Even with Sydney house prices recently coming back a little, the median price is still out of reach of many. Inevitably many end up living further and further away from where the jobs are and end up commuting long hours, and missing out on time with family or personal time to enjoy themselves.
We all know that regional cities offer cheaper housing, and that the traffic congestion nightmare in Sydney is non existent, but it’s easy to assume that these towns won’t have the facilities or the sorts of innovation we expect in bigger centers. But is that true? We looked at some of the exciting things happening in our regional centers which turns show those assumptions don’t stack up.
In Bathurst a 100kw solar power system is being installed at the Regional Council’s Waste Water Treatment plant and is expected to reach completion by the end of 2016, reducing Bathurst Council’s annual emissions by around 140 tonnes of Carbon Dioxide. Over in Dubbo, they are the solar capital of Australia with 25% of the residents having solar panels. Australia’s biggest solar plant has also opened in nearby Nyngan. While in Wagga Wagga, there is a development approval pending for a solar farm which if it goes ahead will generate more than 100 jobs in the region.
Another factor that is of great concern to business owners is access to fast Internet connections. On this measure NSW regional towns really stack up. In Albury, fixed line rollout of the NBN is now under construction. While Armidale can boast of being the first mainland Australian city to have fibre to the premises and be connected to super-fast fibre optic broadband. Bathurst, Dubbo and Wagga Wagga are all in the process of construction or getting connected to the NBN, which is a big, plus for business people moving to the area.

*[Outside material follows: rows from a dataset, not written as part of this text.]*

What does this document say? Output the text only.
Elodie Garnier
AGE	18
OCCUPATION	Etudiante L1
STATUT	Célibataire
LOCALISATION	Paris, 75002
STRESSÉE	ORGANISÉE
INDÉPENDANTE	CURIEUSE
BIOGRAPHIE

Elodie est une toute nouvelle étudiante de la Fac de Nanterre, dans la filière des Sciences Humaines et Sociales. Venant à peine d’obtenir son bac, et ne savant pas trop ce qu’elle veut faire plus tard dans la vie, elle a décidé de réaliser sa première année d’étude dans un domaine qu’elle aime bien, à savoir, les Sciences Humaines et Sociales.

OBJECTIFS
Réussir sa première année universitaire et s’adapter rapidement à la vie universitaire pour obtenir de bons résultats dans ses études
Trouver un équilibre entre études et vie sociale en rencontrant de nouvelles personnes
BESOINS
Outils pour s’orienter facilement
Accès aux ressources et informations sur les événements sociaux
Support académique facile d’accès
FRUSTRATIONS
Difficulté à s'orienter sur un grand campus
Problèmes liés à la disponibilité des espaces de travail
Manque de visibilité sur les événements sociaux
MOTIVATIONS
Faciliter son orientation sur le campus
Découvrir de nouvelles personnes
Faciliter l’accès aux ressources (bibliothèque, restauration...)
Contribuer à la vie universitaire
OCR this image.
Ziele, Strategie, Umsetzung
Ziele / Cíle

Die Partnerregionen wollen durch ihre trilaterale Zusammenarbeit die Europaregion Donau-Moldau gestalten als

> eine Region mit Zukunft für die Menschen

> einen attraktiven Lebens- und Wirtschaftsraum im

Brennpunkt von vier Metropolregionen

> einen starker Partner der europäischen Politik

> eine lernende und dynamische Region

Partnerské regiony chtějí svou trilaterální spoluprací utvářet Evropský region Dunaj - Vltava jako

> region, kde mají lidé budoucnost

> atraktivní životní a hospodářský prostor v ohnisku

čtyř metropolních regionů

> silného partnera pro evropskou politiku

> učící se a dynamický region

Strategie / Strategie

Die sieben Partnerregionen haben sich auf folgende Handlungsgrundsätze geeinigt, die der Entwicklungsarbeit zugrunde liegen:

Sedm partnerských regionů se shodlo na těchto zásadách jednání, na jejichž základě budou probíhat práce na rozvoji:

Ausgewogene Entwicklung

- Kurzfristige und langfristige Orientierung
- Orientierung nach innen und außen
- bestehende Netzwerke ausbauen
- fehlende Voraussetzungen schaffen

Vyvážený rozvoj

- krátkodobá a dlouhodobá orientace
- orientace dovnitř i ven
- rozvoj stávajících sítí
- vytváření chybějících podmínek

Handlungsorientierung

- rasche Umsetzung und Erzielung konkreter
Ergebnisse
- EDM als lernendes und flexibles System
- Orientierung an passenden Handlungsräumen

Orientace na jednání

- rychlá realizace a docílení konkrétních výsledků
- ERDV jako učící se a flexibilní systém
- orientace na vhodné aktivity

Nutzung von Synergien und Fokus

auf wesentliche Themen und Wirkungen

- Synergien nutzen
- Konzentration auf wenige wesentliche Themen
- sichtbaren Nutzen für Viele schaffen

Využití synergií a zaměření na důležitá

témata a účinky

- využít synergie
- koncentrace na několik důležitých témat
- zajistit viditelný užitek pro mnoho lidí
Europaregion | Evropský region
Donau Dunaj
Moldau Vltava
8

There is also plenty to challenge the intellectuals and academics happening in our regional cities. At Charles Sturt University (CSU), with locations in Albury, Bathurst, Dubbo, Orange and Wagga are contributors in the fields of science, social justice and medicine. While the University of New England in Armidale and Tamworth are contributing to the peer studies on smart farming, the use of Alpacas in guarding against predatory animals and the long term impacts of pollution and contamination based on the study of bronze age smelting sites. CSU has scored the highest graduate employment rate and the second highest for median graduate salaries beating top Sydney universities: http://www.dailyliberal.com.au/story/3902374/csu-among-best-for-graduates/?cs=112
With the average price of homes in NSW regional centres often significantly lower than Sydney, and other Australian capital cities, easier commutes and opportunities for businesses people to reduce their overheads, particularly those that work in internet only based situations, making the move to a regional centre certainly stacks up financially and in terms of quality of life.